Pour les quelque 130 millions d’habitants des huit États membres — Bénin, Burkina Faso, Côte d’Ivoire, Guinée-Bissau, Mali, Niger, Sénégal et Togo —, le e-CFA représente une chance inédite d’inclusion financière. Dans une région où le taux de bancarisation demeure inférieur à 20 % dans certaines zones rurales, cette monnaie numérique pourrait révolutionner l’accès aux services financiers. Un simple téléphone portable suffira pour transférer de l’argent, effectuer des paiements ou recevoir des fonds, sans passer par les circuits bancaires classiques. De plus, la réduction attendue des frais de transaction — parfois divisés par dix par rapport aux coûts actuels — pourrait dynamiser les économies locales et stimuler le secteur informel, qui représente près de la moitié du PIB régional.
Mais cette modernisation ne va pas sans défis. La fracture numérique reste un obstacle majeur. Seuls quatre habitants sur dix ont aujourd’hui accès à internet dans l’espace UEMOA, et la possession d’un smartphone reste inégale, notamment parmi les femmes et les populations rurales. Sans un effort conséquent en matière d’infrastructures télécoms, de formation et de sensibilisation, le risque est grand de créer une nouvelle forme d’exclusion économique. À cela s’ajoutent les inquiétudes liées à la cybersécurité : dans un contexte où les cyberattaques ont augmenté de plus de 30 % en Afrique subsaharienne ces dernières années, la protection des données et la sécurisation des transactions seront cruciales.
Pour les États membres, le e-CFA revêt aussi une portée symbolique forte. Depuis 1945, les billets du franc CFA sont imprimés en France, à Chamalières – une réalité souvent dénoncée comme un vestige du colonialisme monétaire. En optant pour une version numérique produite et contrôlée localement, la BCEAO affirme une souveraineté retrouvée. Cette autonomie monétaire s’inscrit dans un mouvement plus large observé sur le continent, où plusieurs banques centrales africaines expérimentent les monnaies numériques pour moderniser les paiements et éviter la domination des cryptomonnaies privées. Le rapport annuel 2023 de la BCEAO évoque d’ailleurs le potentiel du e-CFA pour améliorer la transmission de la politique monétaire, réduire les coûts d’intermédiation et renforcer la lutte contre l’inflation.
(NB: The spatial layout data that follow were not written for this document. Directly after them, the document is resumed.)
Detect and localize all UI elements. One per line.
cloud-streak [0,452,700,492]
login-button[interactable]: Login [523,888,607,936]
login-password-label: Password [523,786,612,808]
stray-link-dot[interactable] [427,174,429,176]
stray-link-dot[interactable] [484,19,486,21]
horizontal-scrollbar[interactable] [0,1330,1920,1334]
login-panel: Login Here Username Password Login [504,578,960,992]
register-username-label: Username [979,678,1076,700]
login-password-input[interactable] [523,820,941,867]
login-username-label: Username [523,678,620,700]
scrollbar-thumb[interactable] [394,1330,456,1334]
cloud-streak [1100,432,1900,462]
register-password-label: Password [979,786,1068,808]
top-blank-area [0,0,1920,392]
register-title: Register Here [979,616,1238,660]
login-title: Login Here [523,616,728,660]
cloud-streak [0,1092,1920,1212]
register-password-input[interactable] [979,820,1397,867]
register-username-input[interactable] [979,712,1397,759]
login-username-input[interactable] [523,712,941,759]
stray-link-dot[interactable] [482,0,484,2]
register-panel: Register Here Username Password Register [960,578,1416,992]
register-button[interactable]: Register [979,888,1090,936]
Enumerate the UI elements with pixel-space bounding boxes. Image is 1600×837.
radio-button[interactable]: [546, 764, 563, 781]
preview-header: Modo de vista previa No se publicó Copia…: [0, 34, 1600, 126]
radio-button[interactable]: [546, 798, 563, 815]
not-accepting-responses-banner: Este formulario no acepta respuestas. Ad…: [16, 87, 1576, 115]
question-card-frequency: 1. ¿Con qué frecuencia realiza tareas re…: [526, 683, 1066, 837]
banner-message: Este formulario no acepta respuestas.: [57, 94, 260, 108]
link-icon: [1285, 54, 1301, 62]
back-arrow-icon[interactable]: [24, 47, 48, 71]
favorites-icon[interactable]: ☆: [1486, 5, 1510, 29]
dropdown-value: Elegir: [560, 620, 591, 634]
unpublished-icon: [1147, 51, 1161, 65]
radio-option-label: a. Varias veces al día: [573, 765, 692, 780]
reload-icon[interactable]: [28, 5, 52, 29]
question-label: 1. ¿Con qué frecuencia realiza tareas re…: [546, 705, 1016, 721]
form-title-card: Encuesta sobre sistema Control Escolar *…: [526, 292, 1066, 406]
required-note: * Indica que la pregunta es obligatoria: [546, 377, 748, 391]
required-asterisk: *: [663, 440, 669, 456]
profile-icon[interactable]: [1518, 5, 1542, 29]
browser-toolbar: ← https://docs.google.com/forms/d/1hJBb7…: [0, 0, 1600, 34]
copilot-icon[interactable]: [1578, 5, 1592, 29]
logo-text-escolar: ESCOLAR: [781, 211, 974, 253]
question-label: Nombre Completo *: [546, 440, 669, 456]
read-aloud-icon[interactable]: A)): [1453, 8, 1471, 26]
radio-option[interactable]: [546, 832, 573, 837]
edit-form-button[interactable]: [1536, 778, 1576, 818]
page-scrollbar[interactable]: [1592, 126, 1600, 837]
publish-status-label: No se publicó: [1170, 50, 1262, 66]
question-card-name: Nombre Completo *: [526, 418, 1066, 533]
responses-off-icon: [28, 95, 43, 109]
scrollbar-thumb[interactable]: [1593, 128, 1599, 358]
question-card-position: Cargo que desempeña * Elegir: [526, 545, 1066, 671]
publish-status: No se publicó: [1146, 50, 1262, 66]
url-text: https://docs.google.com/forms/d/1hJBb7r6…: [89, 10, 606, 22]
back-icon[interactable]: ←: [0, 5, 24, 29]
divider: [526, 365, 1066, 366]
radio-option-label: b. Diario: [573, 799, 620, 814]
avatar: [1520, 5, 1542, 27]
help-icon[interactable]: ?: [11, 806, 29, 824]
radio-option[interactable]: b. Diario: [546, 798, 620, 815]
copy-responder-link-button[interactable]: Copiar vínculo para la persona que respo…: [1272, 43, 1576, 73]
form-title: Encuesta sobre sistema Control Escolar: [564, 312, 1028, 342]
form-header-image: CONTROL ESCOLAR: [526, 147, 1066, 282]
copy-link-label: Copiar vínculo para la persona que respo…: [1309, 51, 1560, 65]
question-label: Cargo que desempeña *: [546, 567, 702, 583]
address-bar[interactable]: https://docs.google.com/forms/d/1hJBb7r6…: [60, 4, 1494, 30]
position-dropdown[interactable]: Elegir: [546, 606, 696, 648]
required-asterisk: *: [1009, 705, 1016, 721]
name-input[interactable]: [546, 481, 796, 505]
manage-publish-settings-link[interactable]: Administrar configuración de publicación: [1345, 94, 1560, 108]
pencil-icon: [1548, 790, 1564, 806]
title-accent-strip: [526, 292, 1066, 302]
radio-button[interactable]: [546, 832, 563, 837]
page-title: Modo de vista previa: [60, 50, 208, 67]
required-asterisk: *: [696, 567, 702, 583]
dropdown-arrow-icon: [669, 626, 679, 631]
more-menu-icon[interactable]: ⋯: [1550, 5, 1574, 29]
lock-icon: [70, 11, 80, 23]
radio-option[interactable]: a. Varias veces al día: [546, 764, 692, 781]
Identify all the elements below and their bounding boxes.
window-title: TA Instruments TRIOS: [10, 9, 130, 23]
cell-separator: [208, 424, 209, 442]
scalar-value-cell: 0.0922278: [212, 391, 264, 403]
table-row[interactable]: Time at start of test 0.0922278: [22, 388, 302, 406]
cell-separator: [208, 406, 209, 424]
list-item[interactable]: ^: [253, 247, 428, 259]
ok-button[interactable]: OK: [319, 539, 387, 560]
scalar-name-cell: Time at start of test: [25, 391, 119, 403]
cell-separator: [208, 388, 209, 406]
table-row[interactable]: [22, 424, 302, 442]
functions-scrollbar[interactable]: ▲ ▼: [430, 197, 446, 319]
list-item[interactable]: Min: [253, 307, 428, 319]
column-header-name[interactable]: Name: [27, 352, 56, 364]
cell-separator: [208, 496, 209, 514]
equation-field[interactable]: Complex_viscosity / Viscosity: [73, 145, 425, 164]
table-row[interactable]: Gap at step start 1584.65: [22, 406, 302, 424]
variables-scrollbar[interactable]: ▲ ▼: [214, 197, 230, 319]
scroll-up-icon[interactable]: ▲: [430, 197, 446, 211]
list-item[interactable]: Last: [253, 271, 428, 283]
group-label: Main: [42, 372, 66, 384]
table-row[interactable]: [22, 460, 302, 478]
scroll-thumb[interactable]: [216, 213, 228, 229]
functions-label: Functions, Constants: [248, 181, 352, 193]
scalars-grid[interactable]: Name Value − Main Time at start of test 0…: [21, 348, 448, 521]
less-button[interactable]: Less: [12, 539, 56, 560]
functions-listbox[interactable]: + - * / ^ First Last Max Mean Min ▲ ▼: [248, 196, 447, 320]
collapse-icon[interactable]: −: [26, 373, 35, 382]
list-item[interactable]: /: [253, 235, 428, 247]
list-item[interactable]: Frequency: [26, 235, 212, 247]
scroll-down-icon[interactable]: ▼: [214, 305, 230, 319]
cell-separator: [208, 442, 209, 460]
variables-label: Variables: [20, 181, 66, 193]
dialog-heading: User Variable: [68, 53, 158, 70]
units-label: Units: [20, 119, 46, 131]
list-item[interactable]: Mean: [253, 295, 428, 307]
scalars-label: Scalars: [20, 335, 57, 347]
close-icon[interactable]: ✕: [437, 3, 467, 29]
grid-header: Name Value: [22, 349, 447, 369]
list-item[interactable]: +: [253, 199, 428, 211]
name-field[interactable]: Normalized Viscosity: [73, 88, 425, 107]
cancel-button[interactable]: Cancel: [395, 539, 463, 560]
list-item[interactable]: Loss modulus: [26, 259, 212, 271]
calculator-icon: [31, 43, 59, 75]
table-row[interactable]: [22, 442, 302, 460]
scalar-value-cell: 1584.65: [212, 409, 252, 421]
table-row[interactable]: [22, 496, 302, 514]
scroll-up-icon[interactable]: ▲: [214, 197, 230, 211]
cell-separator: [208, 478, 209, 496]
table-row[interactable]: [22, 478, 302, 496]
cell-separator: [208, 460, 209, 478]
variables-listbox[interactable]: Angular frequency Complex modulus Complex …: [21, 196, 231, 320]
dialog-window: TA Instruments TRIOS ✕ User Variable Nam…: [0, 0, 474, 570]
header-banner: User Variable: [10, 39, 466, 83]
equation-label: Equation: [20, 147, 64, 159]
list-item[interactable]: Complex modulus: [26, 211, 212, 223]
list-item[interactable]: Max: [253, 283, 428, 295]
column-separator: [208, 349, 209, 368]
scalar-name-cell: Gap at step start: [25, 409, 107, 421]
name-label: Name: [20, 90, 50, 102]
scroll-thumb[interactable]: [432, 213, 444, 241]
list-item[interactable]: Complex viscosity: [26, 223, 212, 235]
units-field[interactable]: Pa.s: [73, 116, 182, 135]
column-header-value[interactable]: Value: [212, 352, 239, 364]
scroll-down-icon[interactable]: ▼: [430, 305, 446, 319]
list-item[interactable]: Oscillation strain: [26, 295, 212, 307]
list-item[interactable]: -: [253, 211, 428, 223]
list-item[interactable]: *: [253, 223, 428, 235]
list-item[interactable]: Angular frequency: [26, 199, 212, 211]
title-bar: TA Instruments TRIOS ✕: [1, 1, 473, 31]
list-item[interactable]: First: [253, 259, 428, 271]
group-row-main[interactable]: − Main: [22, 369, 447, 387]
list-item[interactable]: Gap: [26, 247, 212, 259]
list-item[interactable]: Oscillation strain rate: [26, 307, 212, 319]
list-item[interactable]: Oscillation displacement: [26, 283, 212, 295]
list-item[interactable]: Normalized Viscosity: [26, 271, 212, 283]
Sur le plan régional, le e-CFA pourrait aussi favoriser une meilleure intégration économique. En rendant les transferts transfrontaliers instantanés et à faible coût, il faciliterait le commerce intra-africain, qui ne représente encore qu’environ 15 % des échanges totaux de l’UEMOA, contre 60 % en Europe. Toutefois, le projet n’est pas sans risques budgétaires : les investissements nécessaires à la mise en place des infrastructures numériques sont évalués à plusieurs centaines de milliards de francs CFA. Pour les pays les plus fragiles comme le Niger ou le Mali, ces coûts pourraient accentuer les déséquilibres financiers et creuser les écarts de développement au sein de l’Union. De même, l’adoption du e-CFA dans un contexte politique tendu, marqué par les débats sur l’avenir du franc CFA et la montée des discours souverainistes au Sahel, pourrait cristalliser des divisions si certains États choisissaient de s’en détourner.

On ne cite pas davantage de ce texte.